Klimaaktivistin Luisa Neubauer hat das am Mittwoch vom Kabinett verabschiedete Gebäudemodernisierungsgesetz scharf kritisiert.

„Es ist nicht zu erklären, warum die Regierung inmitten einer fossilen Krise vermehrt auf fossiles Heizen setzen möchte“, sagte Neubauer den Zeitungen der Funke-Mediengruppe. Das sei geopolitisch unverantwortlich, finanziell unbezahlbar und ökologisch katastrophal. Statt den Menschen Planungssicherheit zu geben und den Umstieg auf bezahlbare erneuerbare Wärme zu fördern, zementiere dieses Gesetz fossile und unbezahlbare Abhängigkeiten.

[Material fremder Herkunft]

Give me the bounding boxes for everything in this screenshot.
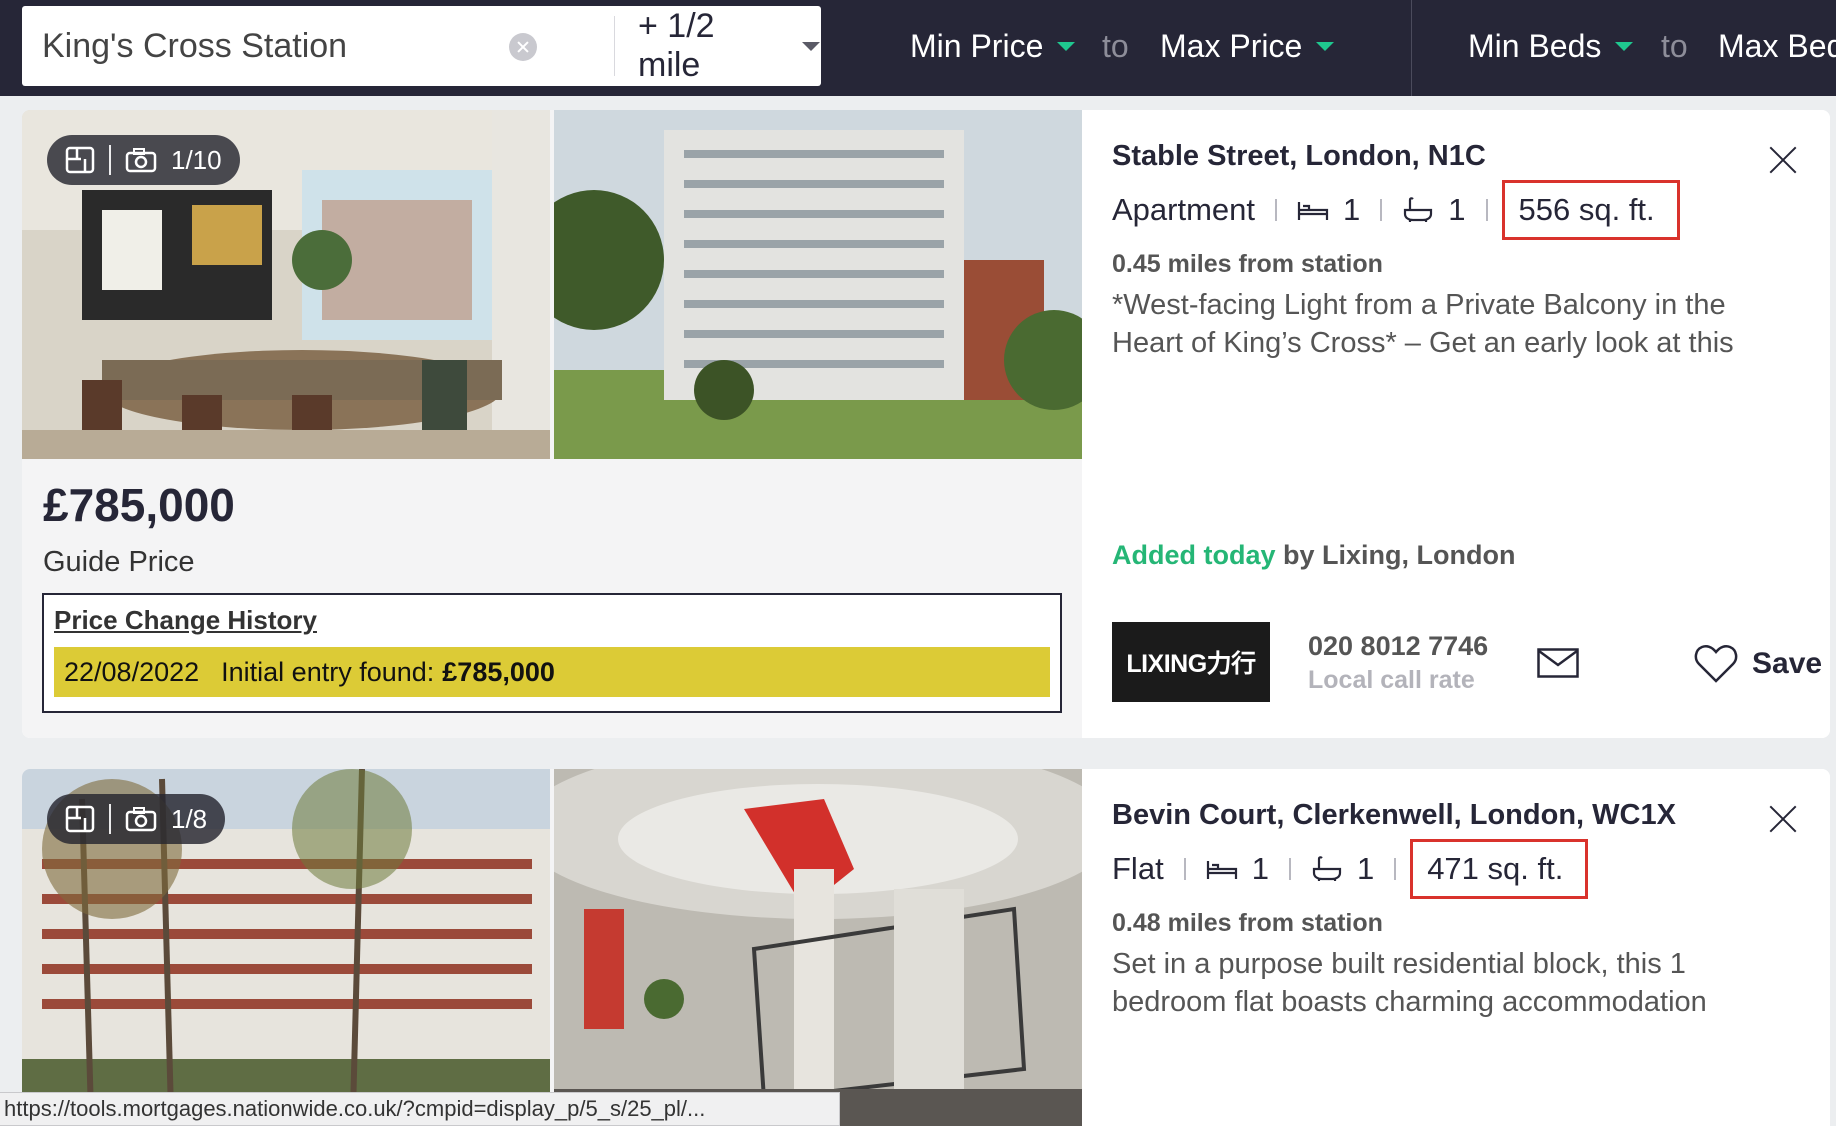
media-badge[interactable]: 1/8 <box>47 794 226 844</box>
radius-select[interactable]: + 1/2 mile <box>620 6 820 86</box>
spec-separator <box>1394 858 1397 880</box>
listing-specs: Apartment 1 1 556 sq. ft. <box>1112 180 1680 240</box>
heart-icon <box>1694 644 1738 683</box>
spec-separator <box>1288 858 1291 880</box>
listing-media-column: 1/10 £785,000 Guide Price Price Change H… <box>22 110 1082 738</box>
max-price-dropdown[interactable]: Max Price <box>1160 24 1335 68</box>
bedroom-count: 1 <box>1251 851 1269 886</box>
distance-from-station: 0.45 miles from station <box>1112 250 1383 278</box>
save-button[interactable]: Save <box>1694 644 1822 684</box>
price-history-row: 22/08/2022 Initial entry found: £785,000 <box>54 647 1050 697</box>
price-history-date: 22/08/2022 <box>64 656 200 687</box>
beds-to-label: to <box>1661 27 1688 64</box>
radius-value: + 1/2 mile <box>638 7 715 84</box>
bathroom-count: 1 <box>1356 851 1375 886</box>
min-price-label: Min Price <box>910 27 1044 64</box>
max-price-label: Max Price <box>1160 27 1303 64</box>
browser-status-url: https://tools.mortgages.nationwide.co.uk… <box>0 1092 840 1126</box>
badge-separator <box>109 145 111 175</box>
mail-icon[interactable] <box>1537 648 1579 678</box>
listing-summary: Set in a purpose built residential block… <box>1112 948 1707 1018</box>
listing-details: Bevin Court, Clerkenwell, London, WC1X F… <box>1082 769 1830 1126</box>
close-icon[interactable] <box>1765 142 1801 178</box>
camera-icon <box>125 807 157 832</box>
property-type: Apartment <box>1112 192 1256 227</box>
floorplan-icon <box>65 805 95 833</box>
min-beds-label: Min Beds <box>1468 27 1602 64</box>
price-history-event: Initial entry found: <box>221 656 435 687</box>
listing-card[interactable]: 1/8 Bevin Court, Clerkenwell, London, WC… <box>22 769 1830 1126</box>
distance-from-station: 0.48 miles from station <box>1112 909 1383 937</box>
bedroom-count: 1 <box>1343 192 1361 227</box>
listing-price: £785,000 <box>43 479 235 531</box>
agent-phone[interactable]: 020 8012 7746 <box>1308 631 1488 662</box>
bath-icon <box>1311 855 1343 883</box>
price-history-title[interactable]: Price Change History <box>54 605 317 636</box>
listing-card[interactable]: 1/10 £785,000 Guide Price Price Change H… <box>22 110 1830 738</box>
listing-photo-exterior[interactable] <box>554 110 1082 459</box>
bathroom-count: 1 <box>1448 192 1466 227</box>
price-qualifier: Guide Price <box>43 546 195 578</box>
search-box: + 1/2 mile <box>22 6 821 86</box>
close-icon[interactable] <box>1765 801 1801 837</box>
agent-name: by Lixing, London <box>1283 540 1516 570</box>
bed-icon <box>1206 855 1238 883</box>
listing-specs: Flat 1 1 471 sq. ft. <box>1112 839 1589 899</box>
chevron-down-icon <box>1316 41 1335 51</box>
listing-photo-interior[interactable] <box>554 769 1082 1126</box>
spec-separator <box>1380 199 1383 221</box>
chevron-down-icon <box>802 41 820 51</box>
listing-photo-interior[interactable]: 1/10 <box>22 110 550 459</box>
listing-summary: *West-facing Light from a Private Balcon… <box>1112 289 1734 359</box>
listing-address[interactable]: Stable Street, London, N1C <box>1112 140 1486 173</box>
price-history-amount: £785,000 <box>442 656 555 687</box>
listing-details: Stable Street, London, N1C Apartment 1 1… <box>1082 110 1830 738</box>
property-type: Flat <box>1112 851 1164 886</box>
chevron-down-icon <box>1615 41 1634 51</box>
listing-photo-exterior[interactable]: 1/8 <box>22 769 550 1126</box>
clear-search-icon[interactable] <box>509 33 537 61</box>
added-info: Added today by Lixing, London <box>1112 540 1516 571</box>
save-label: Save <box>1752 647 1823 680</box>
floor-area: 471 sq. ft. <box>1410 839 1589 899</box>
chevron-down-icon <box>1057 41 1076 51</box>
added-date: Added today <box>1112 540 1276 570</box>
price-to-label: to <box>1102 27 1129 64</box>
floor-area: 556 sq. ft. <box>1501 180 1680 240</box>
bath-icon <box>1402 196 1434 224</box>
min-beds-dropdown[interactable]: Min Beds <box>1468 24 1634 68</box>
agent-logo[interactable]: LIXING力行 <box>1112 622 1270 702</box>
max-beds-dropdown[interactable]: Max Beds <box>1718 24 1836 68</box>
bed-icon <box>1297 196 1329 224</box>
search-divider <box>614 16 615 76</box>
filter-divider <box>1411 0 1412 96</box>
price-history-panel: Price Change History 22/08/2022 Initial … <box>42 593 1062 713</box>
min-price-dropdown[interactable]: Min Price <box>910 24 1076 68</box>
listing-media-column: 1/8 <box>22 769 1082 1126</box>
spec-separator <box>1183 858 1186 880</box>
floorplan-icon <box>65 146 95 174</box>
photo-count: 1/10 <box>171 144 222 175</box>
listing-address[interactable]: Bevin Court, Clerkenwell, London, WC1X <box>1112 799 1676 832</box>
location-search-input[interactable] <box>42 6 482 86</box>
call-rate-label: Local call rate <box>1308 666 1475 694</box>
spec-separator <box>1485 199 1488 221</box>
camera-icon <box>125 148 157 173</box>
media-badge[interactable]: 1/10 <box>47 135 240 185</box>
filter-bar: + 1/2 mile Min Price to Max Price Min Be… <box>0 0 1836 96</box>
spec-separator <box>1275 199 1278 221</box>
badge-separator <box>109 804 111 834</box>
max-beds-label: Max Beds <box>1718 27 1836 64</box>
photo-count: 1/8 <box>171 803 208 834</box>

Darüber hinaus sieht Neubauer das neue Gesetz, welches das Gebäudeenergiegesetz der Ampel-Regierung ablösen soll, im Konflikt mit deutschen und europäischen Rechtsnormen. Weder ließen sich die verfassungsmäßige Klima-Verpflichtung damit erfüllen noch die EU-rechtlichen Bestimmungen für Gebäudeeffizienz, sagte Neubauer den Funke-Zeitungen. Im Sinne ihrer fossilen Ideologie sei die Regierung scheinbar bereit, die Grenzen jeder rechtsstaatlichen Mechanismen zu durchbrechen.

Mit dem Gebäudemodernisierungsgesetz wird die Pflicht abgeschafft, dass neue Heizungen mindestens zu 65 Prozent mit erneuerbaren Energien betrieben werden müssen. Auch das Ausstiegsdatum für Gas- und Ölheizungen soll wegfallen. Das Kabinett hat den Entwurf aus dem Haus von Wirtschaftsministerin Reiche am Mittwoch verabschiedet.